La primera: no podía ir con ellos. Mamá y papá eran (hasta su reciente retiro) devotos a sus profesiones; las abejas más obreras del panal. Pocas veces coincidían en casa, y sus escasos tiempos de ocio procuraban compartirlo conmigo, su hija única. Es por ello que—sabiamente—acordaron permitirse cada tres meses un “retiro de pareja”: escapar por el fin de semana a algún destino local, para reconectar como esposos y enfocarse en su relación. Quizás—precisamente porque soy hija única—me llenaba de celos saber que no era parte del plan.

La segunda era que me dejaban en casa del abuelo. De seguir con vida mi abuela esto no hubiera sido una tragedia; con ella hasta disfrutaba mis visitas a la casa donde creció papá. Abu Nica era muy consentidora y dulce, dispuesta a peinarme las veces que quisiera y a ver conmigo, por enésima vez, el VHS de Pocahontas.

Con mi abuelo era otra historia. Alberto (teníamos terminantemente prohibido llamarlo “Abu”) era serio, severo, distante. Un ex coronel a quien las fuerzas armadas parecían haberle exprimido cada gramo de calidez. Era, además, extremadamente soberbio: la altura y abundante cabellera que mantuvo, incluso de anciano, le convencía de que seguía siendo el apuesto, elegante y fornido soldado de muchos años atrás.

No sé si Nica conocía un lado secreto de Alberto—o si sólo hizo las paces con la pared emocional con la que se había casado—pero la realidad es ni yo, ni mis padres ni mis tíos tienen memoria alguna de mi abuela lamentándose o resintiendo ser la esposa de mi abuelo. En varias de mis visitas la acompañé mientras atendía la indumentaria militar de su marido: planchaba sus uniformes de gala, pulía sus botines, lustraba sus espadas. Aquellos sables—unos veinte—colgaban dentro de un clóset destinado únicamente a los uniformes de Alberto; toda una pared de cerezo estaba adornada con ellas, cual galería de armas blancas. Esa pared era lo único que me sugería que, quizás, existía una versión más tierna del abuelo. Me hacía pensar que un niño—quizás de la edad de la niña que era entonces—vivía enterrado dentro de él, y que ese niño soñaba con usar sus sables para ser pirata, caballero, mercenario.
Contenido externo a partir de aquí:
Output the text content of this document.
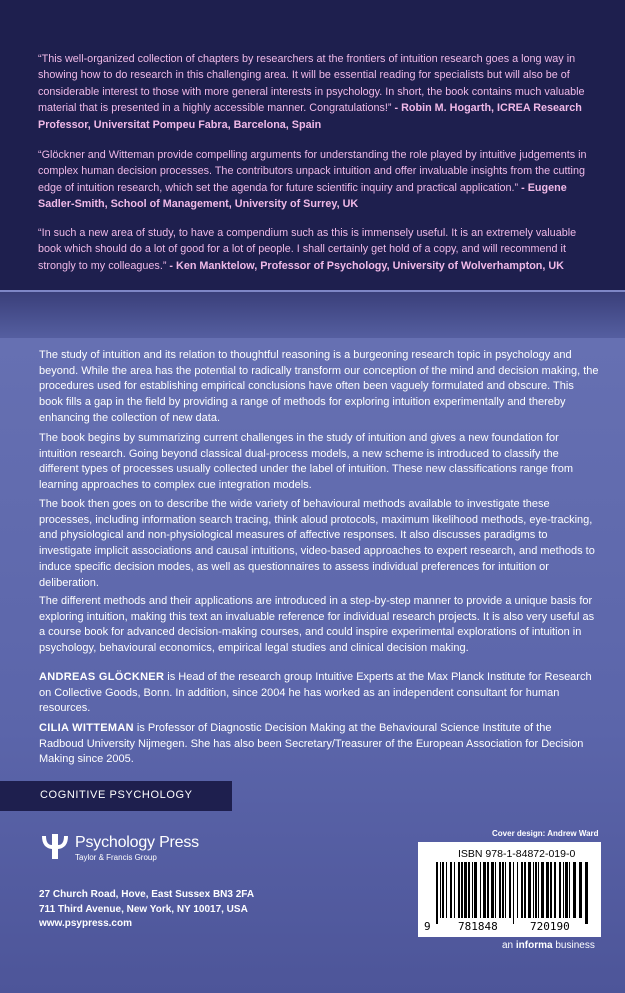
“This well-organized collection of chapters by researchers at the frontiers of intuition research goes a long way in showing how to do research in this challenging area. It will be essential reading for specialists but will also be of considerable interest to those with more general interests in psychology. In short, the book contains much valuable material that is presented in a highly accessible manner. Congratulations!” - Robin M. Hogarth, ICREA Research Professor, Universitat Pompeu Fabra, Barcelona, Spain

“Glöckner and Witteman provide compelling arguments for understanding the role played by intuitive judgements in complex human decision processes. The contributors unpack intuition and offer invaluable insights from the cutting edge of intuition research, which set the agenda for future scientific inquiry and practical application.” - Eugene Sadler-Smith, School of Management, University of Surrey, UK

“In such a new area of study, to have a compendium such as this is immensely useful. It is an extremely valuable book which should do a lot of good for a lot of people. I shall certainly get hold of a copy, and will recommend it strongly to my colleagues.” - Ken Manktelow, Professor of Psychology, University of Wolverhampton, UK

The study of intuition and its relation to thoughtful reasoning is a burgeoning research topic in psychology and beyond. While the area has the potential to radically transform our conception of the mind and decision making, the procedures used for establishing empirical conclusions have often been vaguely formulated and obscure. This book fills a gap in the field by providing a range of methods for exploring intuition experimentally and thereby enhancing the collection of new data.

The book begins by summarizing current challenges in the study of intuition and gives a new foundation for intuition research. Going beyond classical dual-process models, a new scheme is introduced to classify the different types of processes usually collected under the label of intuition. These new classifications range from learning approaches to complex cue integration models.

The book then goes on to describe the wide variety of behavioural methods available to investigate these processes, including information search tracing, think aloud protocols, maximum likelihood methods, eye-tracking, and physiological and non-physiological measures of affective responses. It also discusses paradigms to investigate implicit associations and causal intuitions, video-based approaches to expert research, and methods to induce specific decision modes, as well as questionnaires to assess individual preferences for intuition or deliberation.

The different methods and their applications are introduced in a step-by-step manner to provide a unique basis for exploring intuition, making this text an invaluable reference for individual research projects. It is also very useful as a course book for advanced decision-making courses, and could inspire experimental explorations of intuition in psychology, behavioural economics, empirical legal studies and clinical decision making.

ANDREAS GLÖCKNER is Head of the research group Intuitive Experts at the Max Planck Institute for Research on Collective Goods, Bonn. In addition, since 2004 he has worked as an independent consultant for human resources.

CILIA WITTEMAN is Professor of Diagnostic Decision Making at the Behavioural Science Institute of the Radboud University Nijmegen. She has also been Secretary/Treasurer of the European Association for Decision Making since 2005.

COGNITIVE PSYCHOLOGY
Psychology Press
Taylor & Francis Group
27 Church Road, Hove, East Sussex BN3 2FA
711 Third Avenue, New York, NY 10017, USA
www.psypress.com
Cover design: Andrew Ward
ISBN 978-1-84872-019-0
9 781848	720190
an informa business
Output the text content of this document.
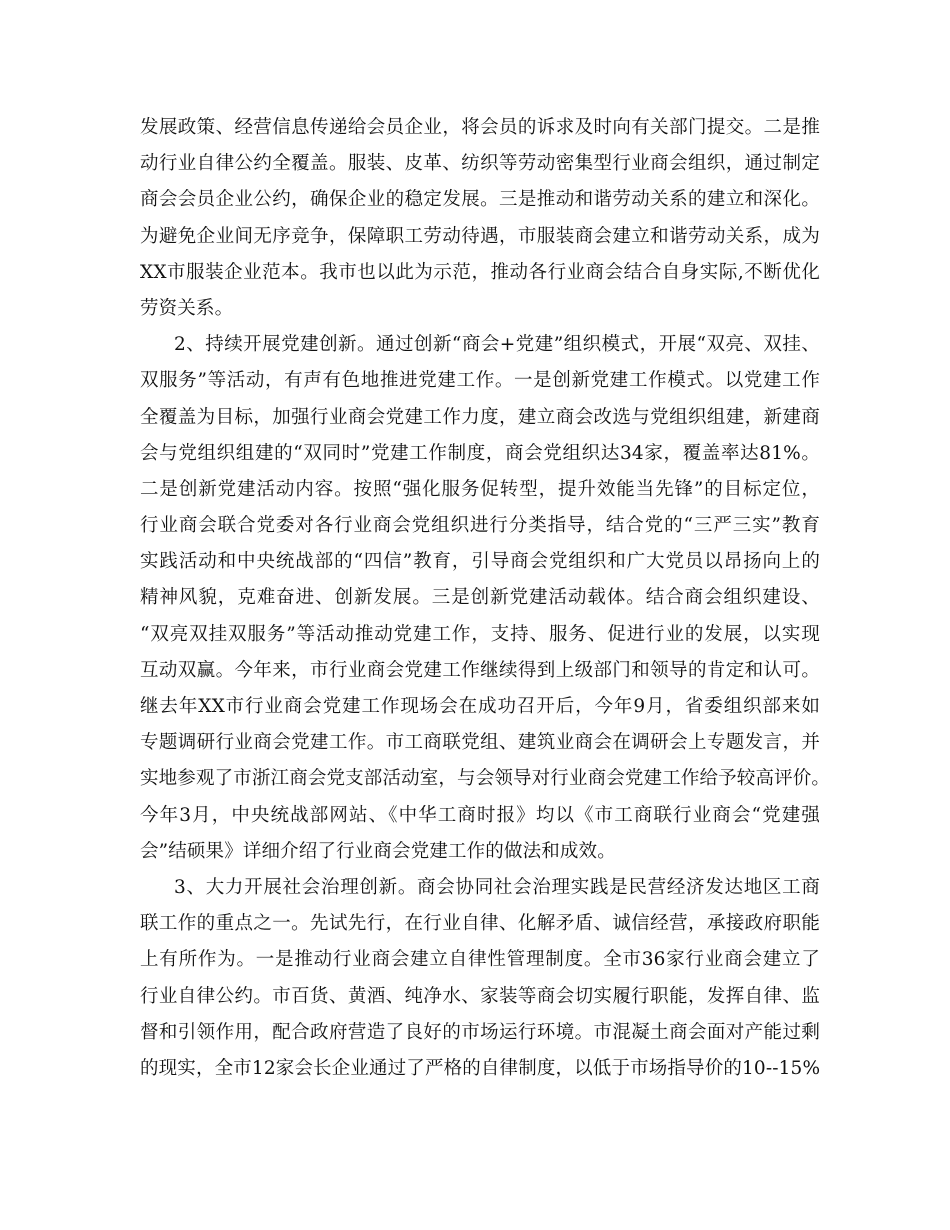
发展政策、经营信息传递给会员企业，将会员的诉求及时向有关部门提交。二是推
动行业自律公约全覆盖。服装、皮革、纺织等劳动密集型行业商会组织，通过制定
商会会员企业公约，确保企业的稳定发展。三是推动和谐劳动关系的建立和深化。
为避免企业间无序竞争，保障职工劳动待遇，市服装商会建立和谐劳动关系，成为
XX市服装企业范本。我市也以此为示范，推动各行业商会结合自身实际,不断优化
劳资关系。
2、持续开展党建创新。通过创新“商会+党建”组织模式，开展“双亮、双挂、
双服务”等活动，有声有色地推进党建工作。一是创新党建工作模式。以党建工作
全覆盖为目标，加强行业商会党建工作力度，建立商会改选与党组织组建，新建商
会与党组织组建的“双同时”党建工作制度，商会党组织达34家，覆盖率达81%。
二是创新党建活动内容。按照“强化服务促转型，提升效能当先锋”的目标定位，
行业商会联合党委对各行业商会党组织进行分类指导，结合党的“三严三实”教育
实践活动和中央统战部的“四信”教育，引导商会党组织和广大党员以昂扬向上的
精神风貌，克难奋进、创新发展。三是创新党建活动载体。结合商会组织建设、
“双亮双挂双服务”等活动推动党建工作，支持、服务、促进行业的发展，以实现
互动双赢。今年来，市行业商会党建工作继续得到上级部门和领导的肯定和认可。
继去年XX市行业商会党建工作现场会在成功召开后，今年9月，省委组织部来如
专题调研行业商会党建工作。市工商联党组、建筑业商会在调研会上专题发言，并
实地参观了市浙江商会党支部活动室，与会领导对行业商会党建工作给予较高评价。
今年3月，中央统战部网站、《中华工商时报》均以《市工商联行业商会“党建强
会”结硕果》详细介绍了行业商会党建工作的做法和成效。
3、大力开展社会治理创新。商会协同社会治理实践是民营经济发达地区工商
联工作的重点之一。先试先行，在行业自律、化解矛盾、诚信经营，承接政府职能
上有所作为。一是推动行业商会建立自律性管理制度。全市36家行业商会建立了
行业自律公约。市百货、黄酒、纯净水、家装等商会切实履行职能，发挥自律、监
督和引领作用，配合政府营造了良好的市场运行环境。市混凝土商会面对产能过剩
的现实，全市12家会长企业通过了严格的自律制度，以低于市场指导价的10--15%
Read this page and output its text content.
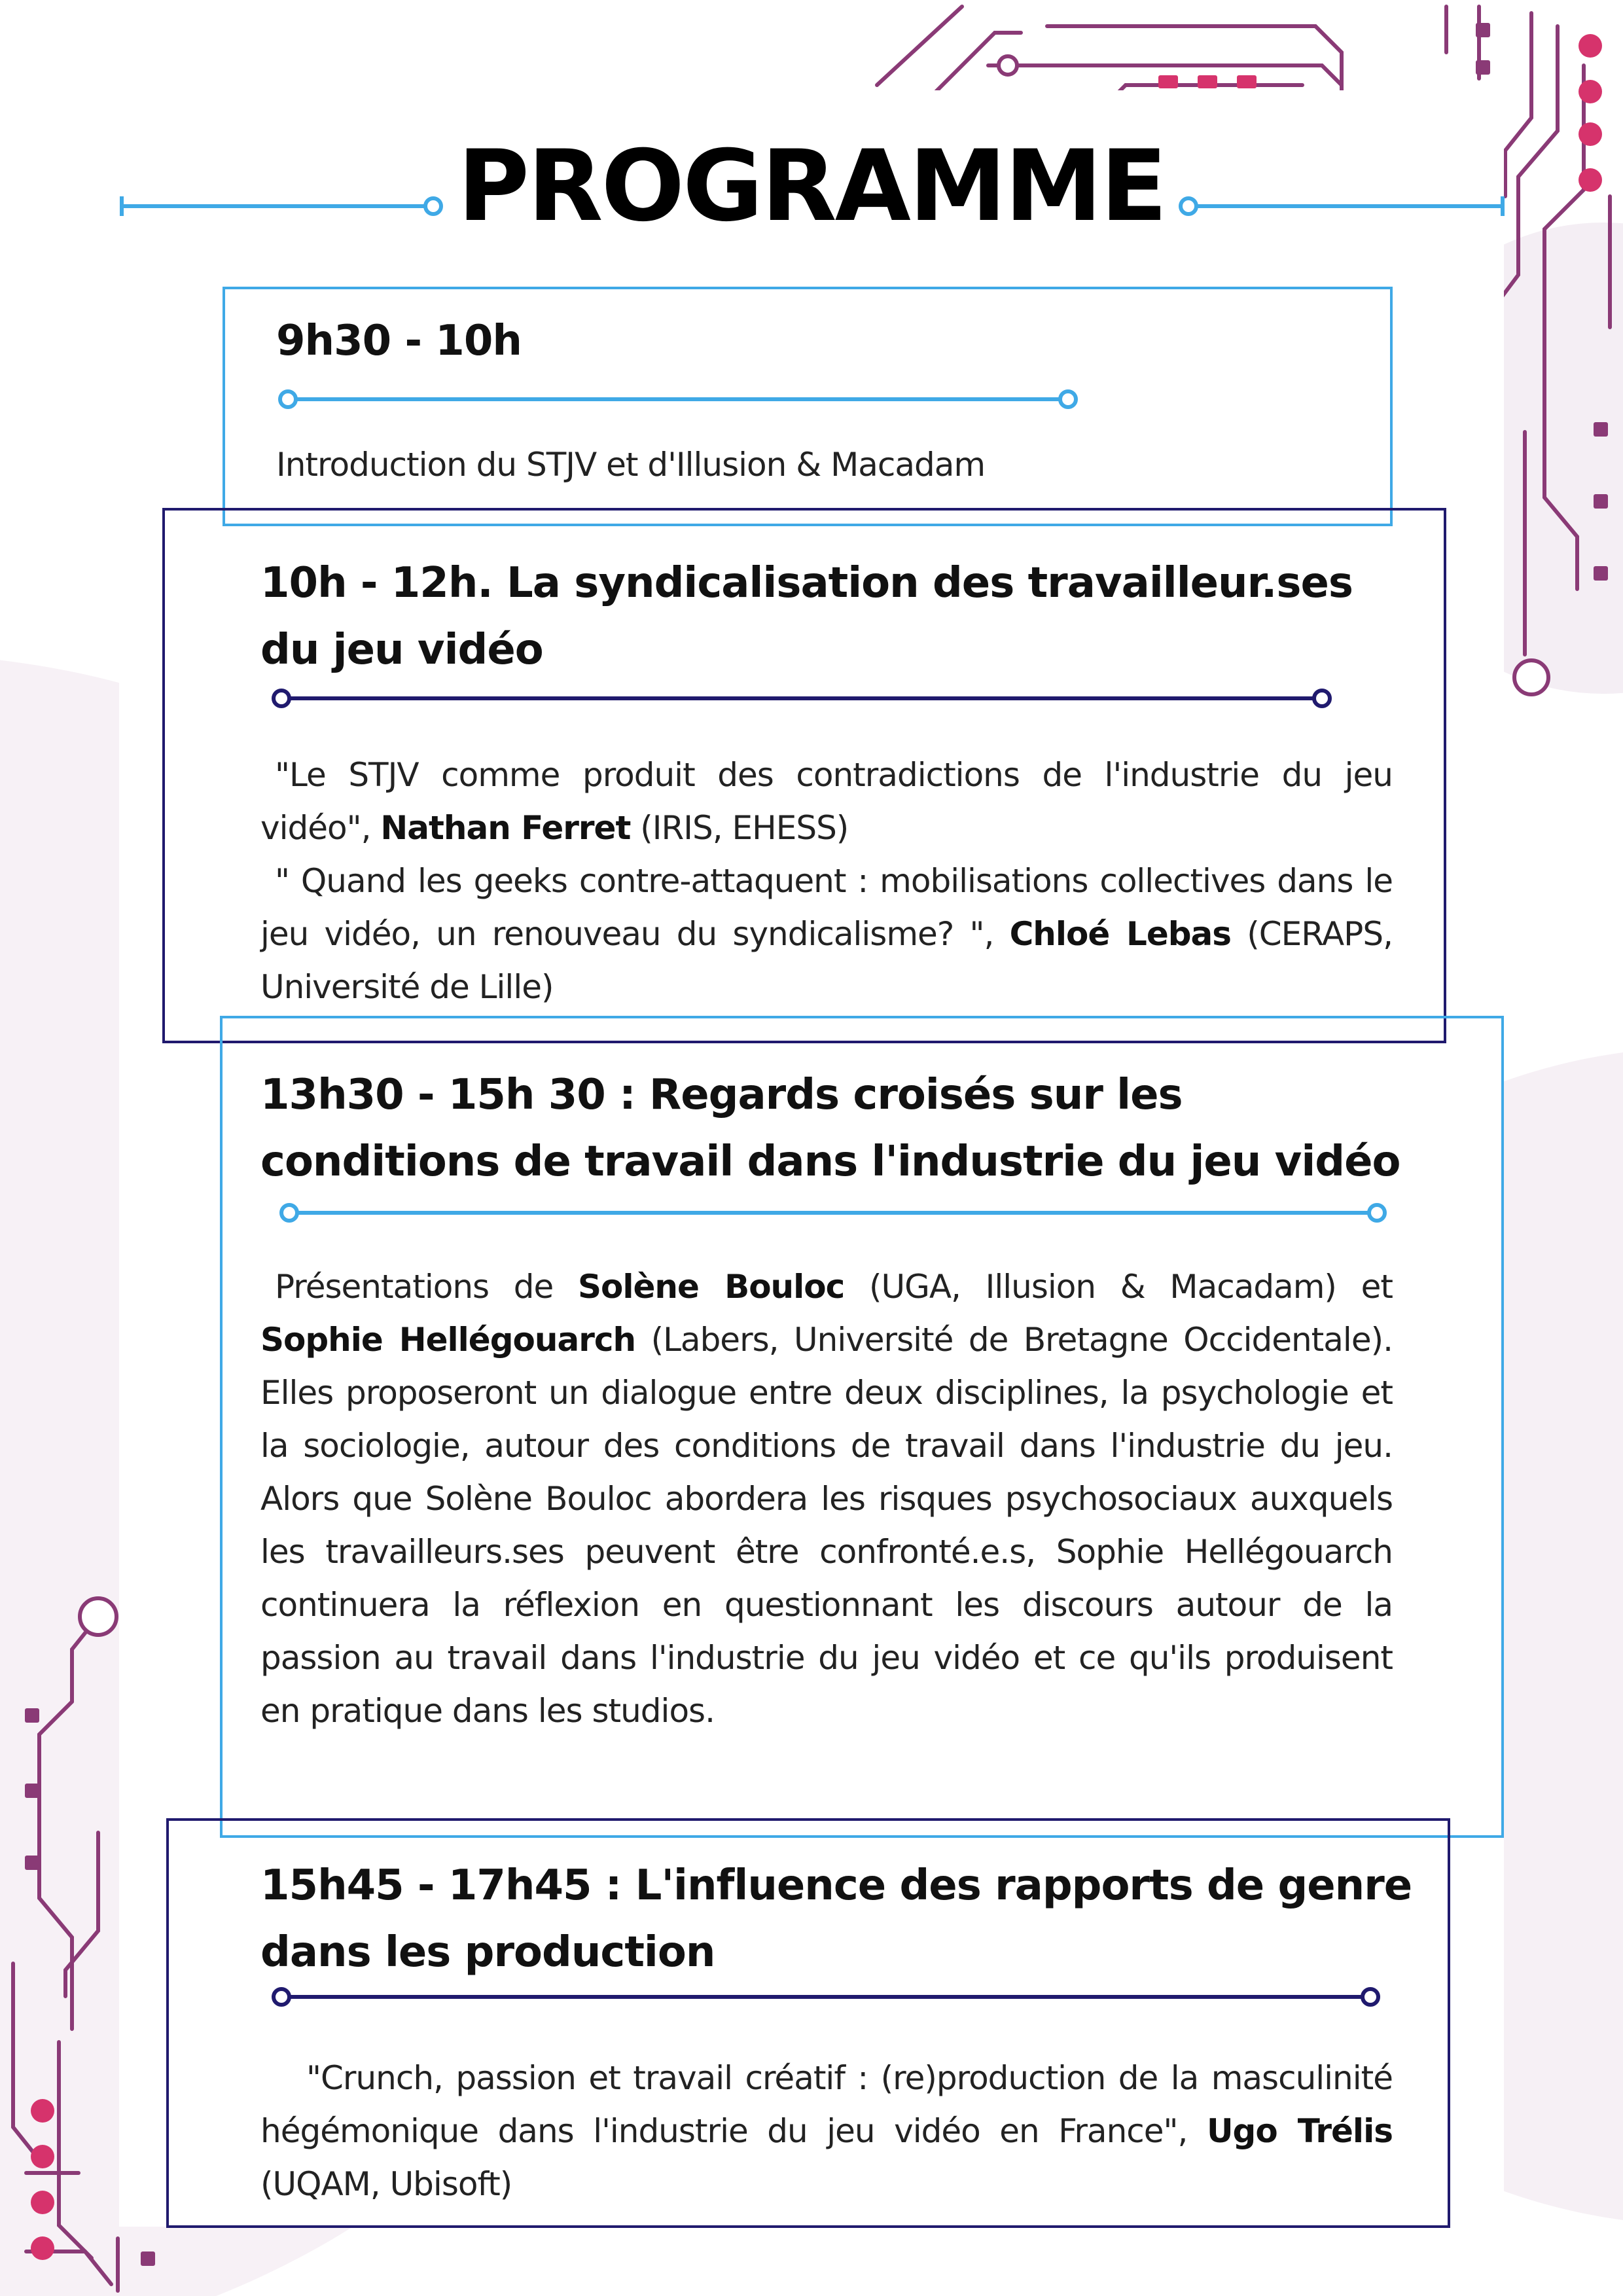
PROGRAMME
9h30 - 10h

Introduction du STJV et d'Illusion & Macadam

10h - 12h. La syndicalisation des travailleur.ses du jeu vidéo
"Le STJV comme produit des contradictions de l'industrie du jeu vidéo", Nathan Ferret (IRIS, EHESS)
" Quand les geeks contre-attaquent : mobilisations collectives dans le jeu vidéo, un renouveau du syndicalisme? ", Chloé Lebas (CERAPS, Université de Lille)
13h30 - 15h 30 : Regards croisés sur les conditions de travail dans l'industrie du jeu vidéo

Présentations de Solène Bouloc (UGA, Illusion & Macadam) et Sophie Hellégouarch (Labers, Université de Bretagne Occidentale). Elles proposeront un dialogue entre deux disciplines, la psychologie et la sociologie, autour des conditions de travail dans l'industrie du jeu. Alors que Solène Bouloc abordera les risques psychosociaux auxquels les travailleurs.ses peuvent être confronté.e.s, Sophie Hellégouarch continuera la réflexion en questionnant les discours autour de la passion au travail dans l'industrie du jeu vidéo et ce qu'ils produisent en pratique dans les studios.

15h45 - 17h45 : L'influence des rapports de genre dans les production

"Crunch, passion et travail créatif : (re)production de la masculinité hégémonique dans l'industrie du jeu vidéo en France", Ugo Trélis (UQAM, Ubisoft)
Me hacía imaginar, también, que la abuela era la última persona que había conocido a ese niño; la única a quien su marido se autorizaba a asomar aquella inocencia. Cuando Nica hablaba de su esposo, lo hacía con una sonrisa risueña.

“Los engaña a todos con esa cara de mandril” me dijo con el gusto de una cómplice, mientras planchaba una de sus chaquetas. “Pero el mayor problema de tu abuelo es que quiere demasiado a su gente.”

Confié en esas palabras de mi Abue. Porque si alguien era experta en querer, era ella. Su slogan personal pudiera haber sido “no conoces quien es alguien hasta que presencias como dan cariño”. Esa es la clase de buena fé que vivía en su alma. Ver su trato a otros me enseñó a desconfiar de las primeras impresiones.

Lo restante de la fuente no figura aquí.